I’m glad to have read this novel, though it feels uneven.

I enjoyed the gentle, loving daughter–father relationship, the friendships the MC Esme has with her aunts and her ‘bondmaid’, and the ways in which Esme gradually learns more about the world and herself as she grows from childhood to adulthood. I’d never say no to nerdish lexicography, either!

Confronting are overarching themes of absence – the absence of significant people, the denial of just recognition and rights – and profound loss – of loved ones and even mental capacity to cope. Confronting, yes, but with a feeling of truth in the lives lived at that time.
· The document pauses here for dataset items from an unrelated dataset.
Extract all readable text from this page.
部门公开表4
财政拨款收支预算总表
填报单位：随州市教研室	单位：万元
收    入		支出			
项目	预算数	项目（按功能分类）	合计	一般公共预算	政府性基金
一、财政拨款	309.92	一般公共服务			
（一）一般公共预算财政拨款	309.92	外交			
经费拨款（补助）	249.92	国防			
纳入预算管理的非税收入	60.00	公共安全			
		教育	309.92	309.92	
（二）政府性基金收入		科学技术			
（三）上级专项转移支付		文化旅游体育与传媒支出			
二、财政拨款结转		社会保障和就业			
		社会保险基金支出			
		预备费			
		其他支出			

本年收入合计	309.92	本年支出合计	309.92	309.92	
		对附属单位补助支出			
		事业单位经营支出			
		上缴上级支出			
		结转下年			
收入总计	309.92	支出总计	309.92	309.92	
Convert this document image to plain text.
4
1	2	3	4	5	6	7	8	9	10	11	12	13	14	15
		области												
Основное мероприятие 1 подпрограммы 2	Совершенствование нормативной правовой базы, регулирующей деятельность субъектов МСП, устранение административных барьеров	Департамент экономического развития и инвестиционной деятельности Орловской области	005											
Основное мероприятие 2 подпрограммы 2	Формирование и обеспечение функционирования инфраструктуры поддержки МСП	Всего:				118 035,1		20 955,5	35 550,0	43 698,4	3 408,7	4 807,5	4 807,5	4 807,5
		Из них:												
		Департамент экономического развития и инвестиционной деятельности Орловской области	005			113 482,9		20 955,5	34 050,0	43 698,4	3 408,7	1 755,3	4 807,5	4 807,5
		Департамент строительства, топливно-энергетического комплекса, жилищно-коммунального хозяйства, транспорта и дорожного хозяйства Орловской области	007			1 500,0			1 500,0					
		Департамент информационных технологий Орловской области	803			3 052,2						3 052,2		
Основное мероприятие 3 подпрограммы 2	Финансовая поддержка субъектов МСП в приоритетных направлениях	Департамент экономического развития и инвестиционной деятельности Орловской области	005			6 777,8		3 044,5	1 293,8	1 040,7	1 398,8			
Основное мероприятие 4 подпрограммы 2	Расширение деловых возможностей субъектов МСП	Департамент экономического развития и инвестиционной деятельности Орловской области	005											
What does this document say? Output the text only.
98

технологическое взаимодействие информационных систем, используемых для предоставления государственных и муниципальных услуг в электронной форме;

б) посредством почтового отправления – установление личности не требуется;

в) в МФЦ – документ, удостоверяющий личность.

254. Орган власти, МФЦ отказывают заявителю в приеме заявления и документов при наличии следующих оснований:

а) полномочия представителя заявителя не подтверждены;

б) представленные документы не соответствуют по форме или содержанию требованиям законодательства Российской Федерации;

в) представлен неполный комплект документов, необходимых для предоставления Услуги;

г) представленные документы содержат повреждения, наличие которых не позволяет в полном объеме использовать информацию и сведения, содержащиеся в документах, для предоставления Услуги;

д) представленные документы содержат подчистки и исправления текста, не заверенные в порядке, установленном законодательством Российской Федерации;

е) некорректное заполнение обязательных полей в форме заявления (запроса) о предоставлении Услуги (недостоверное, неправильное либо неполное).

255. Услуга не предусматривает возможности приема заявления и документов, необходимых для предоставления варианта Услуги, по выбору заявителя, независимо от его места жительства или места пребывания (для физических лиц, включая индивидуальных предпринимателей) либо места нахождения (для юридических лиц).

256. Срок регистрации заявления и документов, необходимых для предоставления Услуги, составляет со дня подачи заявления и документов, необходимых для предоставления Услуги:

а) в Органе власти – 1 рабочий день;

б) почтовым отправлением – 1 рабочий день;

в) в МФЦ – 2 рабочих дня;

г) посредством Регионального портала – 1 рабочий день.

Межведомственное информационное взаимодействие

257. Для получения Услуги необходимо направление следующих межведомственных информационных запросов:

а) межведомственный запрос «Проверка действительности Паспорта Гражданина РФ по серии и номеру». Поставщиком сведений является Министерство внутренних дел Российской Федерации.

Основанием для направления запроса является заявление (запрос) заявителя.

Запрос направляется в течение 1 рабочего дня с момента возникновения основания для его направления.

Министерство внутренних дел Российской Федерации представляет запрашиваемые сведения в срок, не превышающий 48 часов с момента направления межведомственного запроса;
The attitudes of many of the characters, however, feel a bit anachronistic, more those of the liberal intelligentsia of the late 20th or early 21st century than those of the middle class of the late Victorian and Edwardian periods. The ending too feels forced, trying to draw a connection between the lexicographical efforts of 100 years or more ago in the U.K. and the efforts of the writer’s modern-day Australia to restore a healthy relationship with Aboriginal peoples.

By the end I think we are supposed to feel comforted by the progress humanity can achieve between the sexes, social classes and ethnic groups through the endeavours of individuals of honest goodwill. But what I came away from the novel with was loss, sadness and the ultimate emptiness of human striving alone.